Как только Агния в этот день возвратилась с литургии, Молосс, завидя ее, растянулся на земле, замахал хвостом и терпеливо ждал, пока она подойдет к нему, приласкает и отвяжет. Как только она это сделала, пес облизал ее руки, запрыгал около нее и потом побрел за нею, не отставая ни на шаг; когда Агния садилась, он ложился у ее ног, поднимал к ней свою огромную, мохнатую морду, глядел в глаза и ждал, когда она своей нежной детской рукой ласково проведет по его густой шерсти.
День стоял светлый, тихий и теплый. Три подруги сидели в конце густой аллеи, сквозь которую проникали лучи заходящего солнца. Цецилия, всегда жизнерадостная, несмотря на свою слепоту, рассказывала что-то очень веселое, а Агния и Сира, нарвав цветов, делали из них букеты.
Фабиола, вышедшая первый раз из дома, захотела прежде всех посетить свою родственницу и приехала к ней на виллу. Она, не предупредив о своем приезде, вошла в сад и, увидев Агнию в обществе Сиры и слепой нищей, удивилась; присоединиться к ним ей показалось неприличным. Фабиола любила Сиру; она с удовольствием разговаривала с ней в своей спальне, но находила неприличным при гостях сидеть с нищей и невольницей. Вместо того, чтобы подойти к Агнии, она пошла вглубь сада, намереваясь возвратиться, когда Агния останется одна.
Агния же не подозревала, что Фабиола гуляет у нее в саду, и продолжала весело разговаривать с подругами. Тем более она не подозревала, что кроме Фабиолы, на ее виллу пробрался Фульвий.
Он не забыл Агнии и помнил, что Фабий намекнул ему когда-то о возможном жениховстве. Узнав, что Агния одна, без родных и слуг, поехала на свою виллу, он решился еще раз попытать счастья. Жениться на богатой, знатной и красивой Агнии – значило разом сделать себе карьеру.
Фульвий выехал из Рима верхом и скоро добрался до виллы; там он сошел с лошади, сказал привратнику, что ему необходимо по весьма важному делу видеть хозяйку, и узнав, что она в саду, прошел к ней, несмотря на протесты слуги. Он увидел Агнию в конце аллеи. Молосс поднял голову и зарычал. Агния, оставив цветы, подняла голову, а затем с изумлением и испугом поднялась со скамьи.
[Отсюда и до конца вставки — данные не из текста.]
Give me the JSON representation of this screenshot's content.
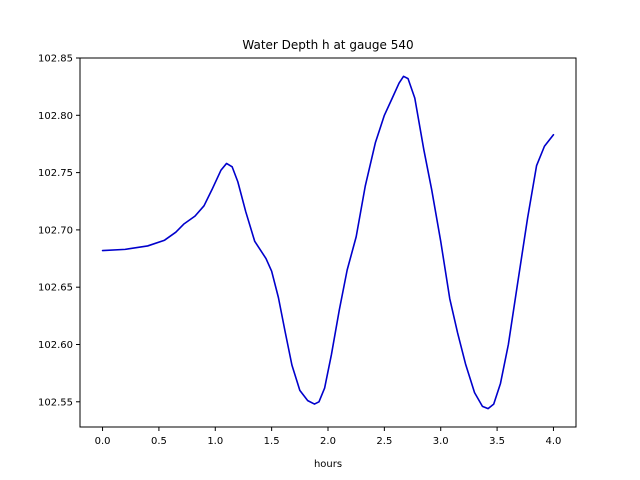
{
  "chart_data": {
    "type": "line",
    "title": "Water Depth h at gauge 540",
    "xlabel": "hours",
    "ylabel": "",
    "xlim": [
      -0.2,
      4.2
    ],
    "ylim": [
      102.528,
      102.85
    ],
    "xticks": [
      0.0,
      0.5,
      1.0,
      1.5,
      2.0,
      2.5,
      3.0,
      3.5,
      4.0
    ],
    "xtick_labels": [
      "0.0",
      "0.5",
      "1.0",
      "1.5",
      "2.0",
      "2.5",
      "3.0",
      "3.5",
      "4.0"
    ],
    "yticks": [
      102.55,
      102.6,
      102.65,
      102.7,
      102.75,
      102.8,
      102.85
    ],
    "ytick_labels": [
      "102.55",
      "102.60",
      "102.65",
      "102.70",
      "102.75",
      "102.80",
      "102.85"
    ],
    "grid": false,
    "series": [
      {
        "color": "#0000cc",
        "x": [
          0.0,
          0.2,
          0.4,
          0.55,
          0.65,
          0.72,
          0.82,
          0.9,
          0.97,
          1.05,
          1.1,
          1.15,
          1.2,
          1.27,
          1.35,
          1.45,
          1.5,
          1.56,
          1.62,
          1.68,
          1.75,
          1.82,
          1.88,
          1.92,
          1.97,
          2.03,
          2.1,
          2.17,
          2.25,
          2.33,
          2.42,
          2.5,
          2.57,
          2.63,
          2.67,
          2.71,
          2.77,
          2.85,
          2.92,
          3.0,
          3.08,
          3.15,
          3.22,
          3.3,
          3.37,
          3.42,
          3.47,
          3.53,
          3.6,
          3.68,
          3.77,
          3.85,
          3.92,
          4.0
        ],
        "y": [
          102.682,
          102.683,
          102.686,
          102.691,
          102.698,
          102.705,
          102.712,
          102.721,
          102.735,
          102.752,
          102.758,
          102.755,
          102.742,
          102.716,
          102.69,
          102.675,
          102.664,
          102.641,
          102.611,
          102.582,
          102.56,
          102.551,
          102.548,
          102.55,
          102.562,
          102.591,
          102.63,
          102.665,
          102.694,
          102.738,
          102.776,
          102.8,
          102.815,
          102.828,
          102.834,
          102.832,
          102.815,
          102.77,
          102.735,
          102.69,
          102.64,
          102.61,
          102.583,
          102.558,
          102.546,
          102.544,
          102.548,
          102.566,
          102.6,
          102.652,
          102.71,
          102.756,
          102.773,
          102.783
        ]
      }
    ]
  }
}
В нескольких шагах от себя она увидела Фульвия, подходившего к ней с почтительным, но крайне самоуверенным видом. Агнии стоило большого труда удержать Молосса, который выказывал все признаки гнева и горел желанием броситься на гостя. Однако повелительный жест Агнии удержал пса-великана: он стоял около своей госпожи, грозно рыча, и скалил страшные зубы, как будто предчувствуя, что к ней подходит недобрый человек. Несмотря на приказание своей хозяйки, Молосс не хотел лечь у ее ног, а стоял, чутко навострив уши.
– Я приехал, благородная Агния, – сказал Фульвий, – чтобы лично выразить тебе мое искреннее уважение, мою безграничную преданность. Кажется, я не мог выбрать лучшего дня, – солнце греет, как летом.
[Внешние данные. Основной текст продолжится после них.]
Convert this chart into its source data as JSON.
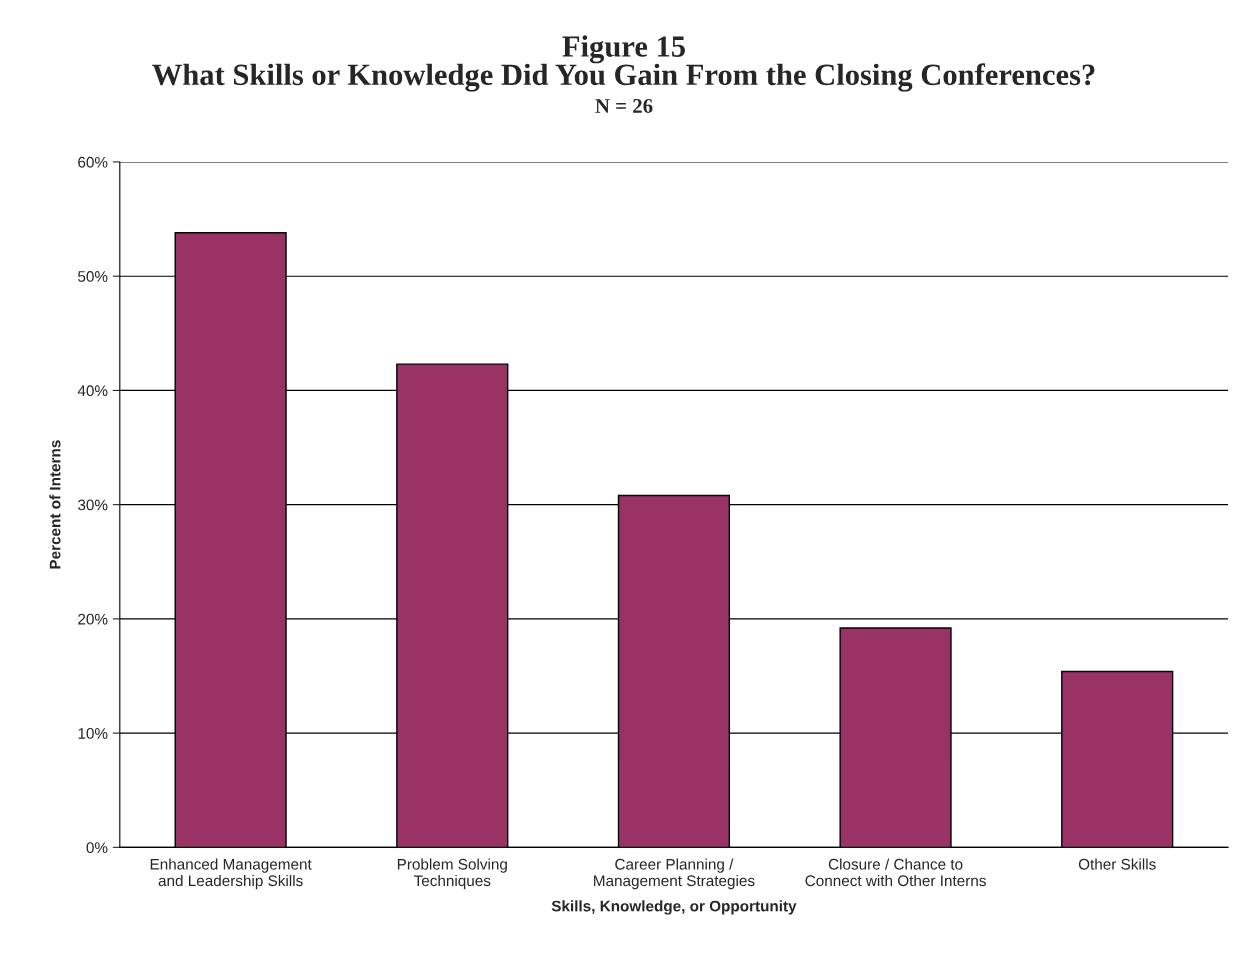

– Да, день прекрасный, – ответила смутившаяся Агния, не зная, как выпроводить иностранца, который наводил на нее страх.
– Какой прелестный белый венок у тебя на голове! Кто тот счастливец, который поднес эти цветы? Я льстил себя надеждою, и еще не отказываюсь от нее, что ты иногда вспоминаешь обо мне и даже, быть может, не совсем безразлично.
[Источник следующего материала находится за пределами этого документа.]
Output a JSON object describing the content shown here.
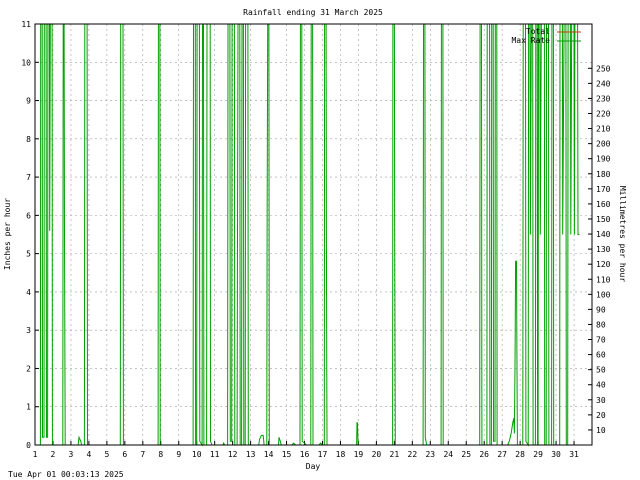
{
  "chart_data": {
    "type": "line",
    "title": "Rainfall ending 31 March 2025",
    "xlabel": "Day",
    "ylabel": "Inches per hour",
    "y2label": "Millimetres per hour",
    "footer": "Tue Apr 01 00:03:13 2025",
    "xlim": [
      1,
      32
    ],
    "ylim": [
      0,
      11
    ],
    "y2lim": [
      0,
      279.4
    ],
    "x_ticks": [
      "1",
      "2",
      "3",
      "4",
      "5",
      "6",
      "7",
      "8",
      "9",
      "10",
      "11",
      "12",
      "13",
      "14",
      "15",
      "16",
      "17",
      "18",
      "19",
      "20",
      "21",
      "22",
      "23",
      "24",
      "25",
      "26",
      "27",
      "28",
      "29",
      "30",
      "31"
    ],
    "y_ticks": [
      "0",
      "1",
      "2",
      "3",
      "4",
      "5",
      "6",
      "7",
      "8",
      "9",
      "10",
      "11"
    ],
    "y2_ticks": [
      "10",
      "20",
      "30",
      "40",
      "50",
      "60",
      "70",
      "80",
      "90",
      "100",
      "110",
      "120",
      "130",
      "140",
      "150",
      "160",
      "170",
      "180",
      "190",
      "200",
      "210",
      "220",
      "230",
      "240",
      "250"
    ],
    "grid": true,
    "legend_position": "top-right",
    "colors": {
      "total": "#c04000",
      "max_rate": "#00a000",
      "grid": "#a0a0a0"
    },
    "series": [
      {
        "name": "Total",
        "values": []
      },
      {
        "name": "Max Rate",
        "points": [
          [
            1.0,
            0
          ],
          [
            1.3,
            0
          ],
          [
            1.32,
            11
          ],
          [
            1.4,
            11
          ],
          [
            1.42,
            0.2
          ],
          [
            1.5,
            0.2
          ],
          [
            1.52,
            11
          ],
          [
            1.62,
            11
          ],
          [
            1.64,
            0.2
          ],
          [
            1.7,
            0.2
          ],
          [
            1.72,
            11
          ],
          [
            1.8,
            11
          ],
          [
            1.82,
            5.6
          ],
          [
            1.85,
            11
          ],
          [
            1.95,
            11
          ],
          [
            1.97,
            0
          ],
          [
            2.55,
            0
          ],
          [
            2.57,
            11
          ],
          [
            2.62,
            11
          ],
          [
            2.64,
            5.5
          ],
          [
            2.68,
            0
          ],
          [
            3.4,
            0
          ],
          [
            3.45,
            0.2
          ],
          [
            3.55,
            0.1
          ],
          [
            3.6,
            0
          ],
          [
            3.75,
            0
          ],
          [
            3.77,
            11
          ],
          [
            3.9,
            11
          ],
          [
            3.92,
            0
          ],
          [
            5.75,
            0
          ],
          [
            5.77,
            11
          ],
          [
            5.9,
            11
          ],
          [
            5.92,
            0
          ],
          [
            7.85,
            0
          ],
          [
            7.87,
            11
          ],
          [
            7.95,
            11
          ],
          [
            7.97,
            0
          ],
          [
            9.8,
            0
          ],
          [
            9.82,
            11
          ],
          [
            9.92,
            11
          ],
          [
            9.94,
            0
          ],
          [
            10.0,
            0
          ],
          [
            10.02,
            11
          ],
          [
            10.15,
            11
          ],
          [
            10.17,
            0.1
          ],
          [
            10.3,
            0
          ],
          [
            10.32,
            11
          ],
          [
            10.38,
            11
          ],
          [
            10.4,
            0
          ],
          [
            10.55,
            0
          ],
          [
            10.57,
            11
          ],
          [
            10.75,
            11
          ],
          [
            10.77,
            0.1
          ],
          [
            10.85,
            0
          ],
          [
            11.45,
            0
          ],
          [
            11.5,
            0.05
          ],
          [
            11.55,
            0
          ],
          [
            11.72,
            0
          ],
          [
            11.74,
            11
          ],
          [
            11.85,
            11
          ],
          [
            11.87,
            0.1
          ],
          [
            11.95,
            0.1
          ],
          [
            11.97,
            11
          ],
          [
            12.1,
            11
          ],
          [
            12.12,
            0
          ],
          [
            12.25,
            0
          ],
          [
            12.27,
            5.5
          ],
          [
            12.3,
            11
          ],
          [
            12.4,
            11
          ],
          [
            12.42,
            0
          ],
          [
            12.5,
            0
          ],
          [
            12.52,
            11
          ],
          [
            12.6,
            11
          ],
          [
            12.62,
            0
          ],
          [
            12.7,
            0
          ],
          [
            12.72,
            11
          ],
          [
            12.85,
            11
          ],
          [
            12.87,
            0.05
          ],
          [
            12.92,
            0
          ],
          [
            13.45,
            0
          ],
          [
            13.5,
            0.15
          ],
          [
            13.6,
            0.25
          ],
          [
            13.7,
            0.25
          ],
          [
            13.75,
            0
          ],
          [
            13.9,
            0
          ],
          [
            13.92,
            5.5
          ],
          [
            13.95,
            11
          ],
          [
            14.02,
            11
          ],
          [
            14.04,
            0
          ],
          [
            14.55,
            0
          ],
          [
            14.58,
            0.2
          ],
          [
            14.65,
            0.1
          ],
          [
            14.7,
            0
          ],
          [
            15.3,
            0
          ],
          [
            15.4,
            0.05
          ],
          [
            15.5,
            0
          ],
          [
            15.75,
            0
          ],
          [
            15.77,
            11
          ],
          [
            15.85,
            11
          ],
          [
            15.87,
            0.1
          ],
          [
            16.0,
            0.05
          ],
          [
            16.1,
            0
          ],
          [
            16.35,
            0
          ],
          [
            16.37,
            11
          ],
          [
            16.45,
            11
          ],
          [
            16.47,
            0
          ],
          [
            16.8,
            0
          ],
          [
            16.9,
            0.05
          ],
          [
            17.0,
            0
          ],
          [
            17.1,
            0
          ],
          [
            17.12,
            11
          ],
          [
            17.2,
            11
          ],
          [
            17.22,
            5.5
          ],
          [
            17.25,
            0
          ],
          [
            18.9,
            0
          ],
          [
            18.92,
            0.6
          ],
          [
            18.95,
            0.55
          ],
          [
            18.98,
            0
          ],
          [
            20.9,
            0
          ],
          [
            20.92,
            11
          ],
          [
            21.0,
            11
          ],
          [
            21.02,
            5.5
          ],
          [
            21.05,
            0
          ],
          [
            22.6,
            0
          ],
          [
            22.62,
            11
          ],
          [
            22.7,
            11
          ],
          [
            22.72,
            0.2
          ],
          [
            22.8,
            0
          ],
          [
            23.6,
            0
          ],
          [
            23.62,
            11
          ],
          [
            23.7,
            11
          ],
          [
            23.72,
            0
          ],
          [
            25.75,
            0
          ],
          [
            25.77,
            11
          ],
          [
            25.85,
            11
          ],
          [
            25.87,
            0
          ],
          [
            26.15,
            0
          ],
          [
            26.17,
            11
          ],
          [
            26.3,
            11
          ],
          [
            26.32,
            0
          ],
          [
            26.4,
            0
          ],
          [
            26.42,
            11
          ],
          [
            26.5,
            11
          ],
          [
            26.52,
            0.1
          ],
          [
            26.6,
            0.1
          ],
          [
            26.62,
            11
          ],
          [
            26.7,
            11
          ],
          [
            26.72,
            0
          ],
          [
            27.3,
            0
          ],
          [
            27.4,
            0.1
          ],
          [
            27.5,
            0.3
          ],
          [
            27.6,
            0.6
          ],
          [
            27.65,
            0.7
          ],
          [
            27.68,
            0.3
          ],
          [
            27.72,
            2.4
          ],
          [
            27.75,
            4.8
          ],
          [
            27.8,
            4.8
          ],
          [
            27.82,
            2.5
          ],
          [
            27.85,
            0
          ],
          [
            28.15,
            0
          ],
          [
            28.17,
            11
          ],
          [
            28.3,
            11
          ],
          [
            28.32,
            0.1
          ],
          [
            28.45,
            0
          ],
          [
            28.47,
            11
          ],
          [
            28.55,
            11
          ],
          [
            28.57,
            5.5
          ],
          [
            28.62,
            11
          ],
          [
            28.7,
            11
          ],
          [
            28.72,
            0
          ],
          [
            28.85,
            0
          ],
          [
            28.87,
            11
          ],
          [
            28.95,
            11
          ],
          [
            28.97,
            0
          ],
          [
            29.0,
            0
          ],
          [
            29.02,
            11
          ],
          [
            29.1,
            11
          ],
          [
            29.12,
            5.5
          ],
          [
            29.18,
            11
          ],
          [
            29.25,
            11
          ],
          [
            29.27,
            11
          ],
          [
            29.35,
            11
          ],
          [
            29.37,
            0
          ],
          [
            29.45,
            0
          ],
          [
            29.47,
            11
          ],
          [
            29.58,
            11
          ],
          [
            29.6,
            0
          ],
          [
            29.75,
            0
          ],
          [
            29.77,
            11
          ],
          [
            29.85,
            11
          ],
          [
            29.87,
            0
          ],
          [
            30.2,
            0
          ],
          [
            30.22,
            11
          ],
          [
            30.35,
            11
          ],
          [
            30.37,
            5.5
          ],
          [
            30.45,
            11
          ],
          [
            30.55,
            11
          ],
          [
            30.57,
            0
          ],
          [
            30.65,
            0
          ],
          [
            30.67,
            11
          ],
          [
            30.8,
            11
          ],
          [
            30.82,
            5.5
          ],
          [
            30.87,
            11
          ],
          [
            31.0,
            11
          ],
          [
            31.02,
            5.5
          ],
          [
            31.05,
            11
          ],
          [
            31.2,
            11
          ],
          [
            31.22,
            5.5
          ],
          [
            31.3,
            5.5
          ]
        ]
      }
    ]
  }
}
Агния молчала. Фульвий продолжал, не смущаясь:
– Я узнал из верного, очень верного источника, от нашего общего друга, что ты благосклонна ко мне. Фабий, твой родственник и мой приятель, считал, что ты не отвергнешь моего предложения. Нынче я пришел просить тебя решить мою участь. Быть может, мое поведение покажется тебе слишком опрометчивым, но ты простишь меня... Я искренен и повинуюсь велениям сердца.
– Уходи, уходи! – сказала взволнованная Агния. – Затем ты пришел сюда нарушить мое уединение? Я никогда не желала встреч с тобой, а теперь тем более. Оставь меня. Я хочу быть одна. Я у себя дома и прошу тебя удалиться...
Притворное умиление Фульвия внезапно сменилось гневом. Его самолюбию был нанесен удар, его планы разрушились в одно мгновение. И кто же разрушил их? Девочка, ребенок!...
– Так ты не только отказываешь мне, – вскричал Фульвий, и глаза его заблестели, – тебе понадобилось еще меня оскорблять! Ты выгоняешь меня из своего дома; угадать причину не трудно. У меня есть тайный соперник... и я узнаю его!... Не Себастьян ли?
– Как ты осмеливаешься, – раздался сзади гневный голос, – произносить имя честного человека с насмешкой?
Фульвий быстро обернулся и очутился лицом к лицу с Фабиолой. Гуляя по саду, она увидела, как Фульвий подошел к Агнии и, предугадывая, что случится, поспешила на помощь своей молодой и кроткой родственнице. Фульвий вспыхнул, а Фабиола, не давая ему опомниться, продолжала с негодованием:
– Как ты смел опять забраться в этот дом? Кто тебе позволил? Как ты смел преследовать ее здесь, нарушив уединение, в котором она желала провести несколько дней? Какое ты имеешь право?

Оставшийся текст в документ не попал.